Why a Nuclear Physicist Waits Tables at Olive Garden

I went to Olive Garden last night with the family, because we had a gift card. I'll admit, I wasn't expecting much. It had been years since I set foot in an Olive Garden.

Our server was an unusual dude. He was middle aged with disheveled hair. He was also having a great time. I was intrigued. As we talked to him a bit more, he explained he was a retired physics professor with a Masters degree from MIT and 39 patents for nuclear reactor design.

I quizzed him a bit, since one of my favorite pet side-subjects is thorium nuclear reactors. He knew about the designs and the politics of thorium reactors, so I'm assuming the rest of his story is true.

We didn't ask him why he was a server now, but, lucky for us, he volunteered it.

He said after a year of retirement, he was bored with himself. He wanted a job where he could get out of the house, meet people and still think about physics problems all day. This was the perfect solution.

I knew immediately what he meant.

The best job I ever had was working in the records department of a bank. I mindlessly fetched files all day and thought about topics like...nuclear reactors...or my next book. Having the freedom to think and still earn a paycheck was something I had not experienced before or since. I miss it sometimes (but not the size of the paycheck).

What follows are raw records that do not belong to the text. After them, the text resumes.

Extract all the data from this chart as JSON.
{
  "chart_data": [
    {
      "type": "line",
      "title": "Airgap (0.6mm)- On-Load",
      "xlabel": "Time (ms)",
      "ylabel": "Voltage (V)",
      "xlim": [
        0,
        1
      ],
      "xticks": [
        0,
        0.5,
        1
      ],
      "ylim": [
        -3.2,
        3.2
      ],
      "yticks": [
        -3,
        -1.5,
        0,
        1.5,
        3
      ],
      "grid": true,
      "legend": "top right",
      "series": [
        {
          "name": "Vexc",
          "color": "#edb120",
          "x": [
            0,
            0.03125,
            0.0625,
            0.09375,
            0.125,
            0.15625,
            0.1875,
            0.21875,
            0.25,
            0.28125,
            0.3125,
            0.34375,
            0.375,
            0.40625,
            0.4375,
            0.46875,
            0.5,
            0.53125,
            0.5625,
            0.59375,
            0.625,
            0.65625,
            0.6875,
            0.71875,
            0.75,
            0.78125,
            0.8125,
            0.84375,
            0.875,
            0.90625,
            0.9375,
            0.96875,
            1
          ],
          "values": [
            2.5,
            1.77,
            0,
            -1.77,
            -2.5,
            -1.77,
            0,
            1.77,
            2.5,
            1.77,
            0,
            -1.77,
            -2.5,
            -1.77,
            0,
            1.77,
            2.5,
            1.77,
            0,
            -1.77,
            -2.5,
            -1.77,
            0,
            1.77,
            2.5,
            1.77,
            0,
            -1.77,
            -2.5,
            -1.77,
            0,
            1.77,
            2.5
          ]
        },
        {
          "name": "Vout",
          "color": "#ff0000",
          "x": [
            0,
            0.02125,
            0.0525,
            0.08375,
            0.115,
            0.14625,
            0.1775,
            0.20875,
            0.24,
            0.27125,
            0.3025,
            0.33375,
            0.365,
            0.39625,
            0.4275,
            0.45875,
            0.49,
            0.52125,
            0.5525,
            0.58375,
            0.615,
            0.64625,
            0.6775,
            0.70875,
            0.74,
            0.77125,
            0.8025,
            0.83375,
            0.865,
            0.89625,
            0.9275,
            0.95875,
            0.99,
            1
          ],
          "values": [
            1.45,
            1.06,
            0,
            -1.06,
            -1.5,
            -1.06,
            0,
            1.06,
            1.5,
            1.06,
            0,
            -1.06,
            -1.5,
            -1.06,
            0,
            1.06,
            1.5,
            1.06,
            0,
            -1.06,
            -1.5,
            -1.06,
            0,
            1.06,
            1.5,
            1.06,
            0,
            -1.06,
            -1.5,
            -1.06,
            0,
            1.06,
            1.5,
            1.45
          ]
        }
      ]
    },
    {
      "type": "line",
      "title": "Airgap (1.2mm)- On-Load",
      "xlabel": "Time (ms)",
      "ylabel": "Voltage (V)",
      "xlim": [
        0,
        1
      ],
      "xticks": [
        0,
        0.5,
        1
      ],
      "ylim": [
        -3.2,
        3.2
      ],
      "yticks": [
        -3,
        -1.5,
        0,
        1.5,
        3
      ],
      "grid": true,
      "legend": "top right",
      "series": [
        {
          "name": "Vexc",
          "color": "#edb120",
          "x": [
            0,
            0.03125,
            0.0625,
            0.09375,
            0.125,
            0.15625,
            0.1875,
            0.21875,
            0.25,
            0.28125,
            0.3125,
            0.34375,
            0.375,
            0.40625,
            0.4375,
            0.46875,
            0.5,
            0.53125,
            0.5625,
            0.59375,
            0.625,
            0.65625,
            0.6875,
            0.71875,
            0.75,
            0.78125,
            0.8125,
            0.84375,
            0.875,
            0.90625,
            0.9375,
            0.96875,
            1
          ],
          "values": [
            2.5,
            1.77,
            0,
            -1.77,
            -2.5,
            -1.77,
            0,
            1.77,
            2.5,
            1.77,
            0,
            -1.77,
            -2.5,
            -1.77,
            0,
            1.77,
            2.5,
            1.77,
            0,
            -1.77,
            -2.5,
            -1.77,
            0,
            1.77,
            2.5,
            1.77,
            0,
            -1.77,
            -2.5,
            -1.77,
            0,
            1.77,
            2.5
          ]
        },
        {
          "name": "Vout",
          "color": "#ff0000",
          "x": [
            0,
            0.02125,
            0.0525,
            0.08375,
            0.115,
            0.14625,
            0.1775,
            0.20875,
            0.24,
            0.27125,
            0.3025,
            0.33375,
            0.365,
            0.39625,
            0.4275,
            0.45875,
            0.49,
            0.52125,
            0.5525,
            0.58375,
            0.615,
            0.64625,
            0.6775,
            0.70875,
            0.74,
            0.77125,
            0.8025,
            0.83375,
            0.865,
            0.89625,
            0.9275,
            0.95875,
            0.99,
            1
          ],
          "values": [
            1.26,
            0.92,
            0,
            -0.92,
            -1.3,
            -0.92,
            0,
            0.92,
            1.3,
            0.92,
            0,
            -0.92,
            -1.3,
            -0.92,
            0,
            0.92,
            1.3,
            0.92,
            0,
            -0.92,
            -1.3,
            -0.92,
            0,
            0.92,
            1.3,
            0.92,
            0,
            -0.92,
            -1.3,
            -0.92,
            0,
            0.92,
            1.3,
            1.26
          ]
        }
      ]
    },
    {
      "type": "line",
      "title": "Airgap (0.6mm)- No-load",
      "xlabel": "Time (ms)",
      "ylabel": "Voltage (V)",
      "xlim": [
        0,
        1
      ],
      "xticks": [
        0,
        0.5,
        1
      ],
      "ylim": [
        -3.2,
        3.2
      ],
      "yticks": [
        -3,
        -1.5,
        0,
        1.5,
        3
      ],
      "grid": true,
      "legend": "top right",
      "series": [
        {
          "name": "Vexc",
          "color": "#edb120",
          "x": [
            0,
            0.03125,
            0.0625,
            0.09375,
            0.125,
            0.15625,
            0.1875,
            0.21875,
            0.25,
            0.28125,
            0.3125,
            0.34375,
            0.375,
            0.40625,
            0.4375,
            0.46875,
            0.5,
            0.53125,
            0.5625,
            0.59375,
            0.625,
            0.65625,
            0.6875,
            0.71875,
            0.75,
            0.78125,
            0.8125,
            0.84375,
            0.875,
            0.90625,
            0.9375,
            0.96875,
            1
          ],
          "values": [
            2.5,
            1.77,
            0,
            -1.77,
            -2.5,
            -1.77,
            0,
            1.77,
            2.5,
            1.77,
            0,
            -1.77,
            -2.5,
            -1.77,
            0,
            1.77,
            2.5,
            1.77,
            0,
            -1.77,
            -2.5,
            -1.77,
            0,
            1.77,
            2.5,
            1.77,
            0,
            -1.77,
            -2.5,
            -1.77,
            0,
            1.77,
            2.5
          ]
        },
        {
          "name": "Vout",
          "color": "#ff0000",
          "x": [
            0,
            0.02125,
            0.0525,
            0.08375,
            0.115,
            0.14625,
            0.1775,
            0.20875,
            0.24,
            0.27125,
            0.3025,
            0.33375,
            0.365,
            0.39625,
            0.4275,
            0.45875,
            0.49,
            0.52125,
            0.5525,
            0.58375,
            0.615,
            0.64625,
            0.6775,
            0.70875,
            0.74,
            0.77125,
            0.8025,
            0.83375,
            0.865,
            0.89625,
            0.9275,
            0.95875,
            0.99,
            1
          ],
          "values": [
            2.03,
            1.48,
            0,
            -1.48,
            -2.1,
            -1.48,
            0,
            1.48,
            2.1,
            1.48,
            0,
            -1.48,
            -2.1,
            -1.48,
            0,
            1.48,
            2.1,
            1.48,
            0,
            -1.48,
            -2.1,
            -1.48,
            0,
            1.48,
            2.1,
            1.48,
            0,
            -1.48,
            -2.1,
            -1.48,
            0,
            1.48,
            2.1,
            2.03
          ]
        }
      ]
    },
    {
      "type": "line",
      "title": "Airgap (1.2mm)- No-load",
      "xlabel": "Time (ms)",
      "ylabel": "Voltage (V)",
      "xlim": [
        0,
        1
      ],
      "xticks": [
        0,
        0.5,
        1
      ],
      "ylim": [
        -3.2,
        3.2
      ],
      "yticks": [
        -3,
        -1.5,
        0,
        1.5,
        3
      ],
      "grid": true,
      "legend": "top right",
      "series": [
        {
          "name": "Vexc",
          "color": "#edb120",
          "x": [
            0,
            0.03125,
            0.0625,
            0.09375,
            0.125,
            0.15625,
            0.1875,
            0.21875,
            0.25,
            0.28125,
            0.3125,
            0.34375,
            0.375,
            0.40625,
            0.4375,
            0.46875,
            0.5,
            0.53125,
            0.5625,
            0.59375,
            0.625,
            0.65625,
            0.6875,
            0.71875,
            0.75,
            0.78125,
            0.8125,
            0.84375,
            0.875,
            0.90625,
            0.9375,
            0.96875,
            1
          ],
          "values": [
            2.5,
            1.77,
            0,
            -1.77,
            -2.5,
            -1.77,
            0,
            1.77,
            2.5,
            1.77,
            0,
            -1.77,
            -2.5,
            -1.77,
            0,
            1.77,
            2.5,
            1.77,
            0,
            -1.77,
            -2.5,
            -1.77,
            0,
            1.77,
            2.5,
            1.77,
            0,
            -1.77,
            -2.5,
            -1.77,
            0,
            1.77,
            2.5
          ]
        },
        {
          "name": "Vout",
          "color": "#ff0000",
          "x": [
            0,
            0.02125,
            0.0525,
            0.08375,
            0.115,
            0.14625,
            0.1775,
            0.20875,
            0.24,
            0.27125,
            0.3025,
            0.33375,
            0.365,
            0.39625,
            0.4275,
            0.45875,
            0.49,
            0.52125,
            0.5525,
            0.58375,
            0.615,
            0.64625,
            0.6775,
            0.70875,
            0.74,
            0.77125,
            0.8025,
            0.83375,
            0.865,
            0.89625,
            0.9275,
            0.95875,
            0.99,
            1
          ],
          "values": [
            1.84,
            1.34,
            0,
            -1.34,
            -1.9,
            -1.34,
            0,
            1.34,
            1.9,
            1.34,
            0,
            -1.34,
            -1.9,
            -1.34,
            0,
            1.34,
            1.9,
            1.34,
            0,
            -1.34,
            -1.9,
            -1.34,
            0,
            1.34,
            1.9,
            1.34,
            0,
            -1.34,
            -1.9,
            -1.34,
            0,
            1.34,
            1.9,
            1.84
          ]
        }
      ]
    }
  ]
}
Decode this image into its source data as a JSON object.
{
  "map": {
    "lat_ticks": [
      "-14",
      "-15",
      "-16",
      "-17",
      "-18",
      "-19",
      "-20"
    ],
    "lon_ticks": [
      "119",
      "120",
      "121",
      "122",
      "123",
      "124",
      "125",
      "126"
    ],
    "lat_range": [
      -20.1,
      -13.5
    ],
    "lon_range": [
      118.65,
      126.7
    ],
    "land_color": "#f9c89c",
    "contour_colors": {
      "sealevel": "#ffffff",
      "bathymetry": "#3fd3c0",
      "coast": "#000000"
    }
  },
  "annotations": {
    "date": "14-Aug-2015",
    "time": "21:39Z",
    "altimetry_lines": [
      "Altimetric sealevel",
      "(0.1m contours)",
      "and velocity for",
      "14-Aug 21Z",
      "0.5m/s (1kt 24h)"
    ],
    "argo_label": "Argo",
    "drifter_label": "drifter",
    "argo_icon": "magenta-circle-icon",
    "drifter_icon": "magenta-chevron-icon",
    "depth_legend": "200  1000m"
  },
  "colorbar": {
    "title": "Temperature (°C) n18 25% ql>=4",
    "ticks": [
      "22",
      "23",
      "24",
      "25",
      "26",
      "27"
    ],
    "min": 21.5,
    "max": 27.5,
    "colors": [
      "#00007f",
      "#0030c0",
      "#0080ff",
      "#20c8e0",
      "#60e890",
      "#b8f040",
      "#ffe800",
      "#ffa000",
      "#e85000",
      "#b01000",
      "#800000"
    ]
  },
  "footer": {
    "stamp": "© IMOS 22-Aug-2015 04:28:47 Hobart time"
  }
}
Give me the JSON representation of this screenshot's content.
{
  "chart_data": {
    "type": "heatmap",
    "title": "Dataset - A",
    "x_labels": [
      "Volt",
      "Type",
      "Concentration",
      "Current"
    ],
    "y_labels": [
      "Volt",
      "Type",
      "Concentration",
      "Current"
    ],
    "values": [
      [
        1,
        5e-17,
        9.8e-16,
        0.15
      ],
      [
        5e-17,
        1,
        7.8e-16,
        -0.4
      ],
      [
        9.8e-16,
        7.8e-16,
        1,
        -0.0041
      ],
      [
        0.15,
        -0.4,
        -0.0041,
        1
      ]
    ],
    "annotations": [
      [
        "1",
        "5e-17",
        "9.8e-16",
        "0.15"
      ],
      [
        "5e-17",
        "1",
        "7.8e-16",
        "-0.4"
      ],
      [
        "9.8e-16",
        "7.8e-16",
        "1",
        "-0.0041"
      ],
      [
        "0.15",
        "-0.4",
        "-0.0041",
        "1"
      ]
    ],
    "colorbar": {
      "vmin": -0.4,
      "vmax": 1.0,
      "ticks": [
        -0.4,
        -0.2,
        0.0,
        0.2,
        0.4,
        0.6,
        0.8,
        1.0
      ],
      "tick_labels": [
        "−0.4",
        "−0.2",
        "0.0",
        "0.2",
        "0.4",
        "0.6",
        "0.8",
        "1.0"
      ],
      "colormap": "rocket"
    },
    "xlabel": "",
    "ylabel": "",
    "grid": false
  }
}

Einstein worked as a patent clerk. Isaac Newton worked at a mint. T.S. Eliot was a banker. Bram Stoker was a bureaucrat. Lots of artists and great thinkers had boring day jobs (see Jack Lynch's book Don't Quit Your Day Job).

I think about this whenever someone insists artists must follow their passions and make careers out of them.

Maybe you just need a paycheck and the freedom to enjoy what obsesses you.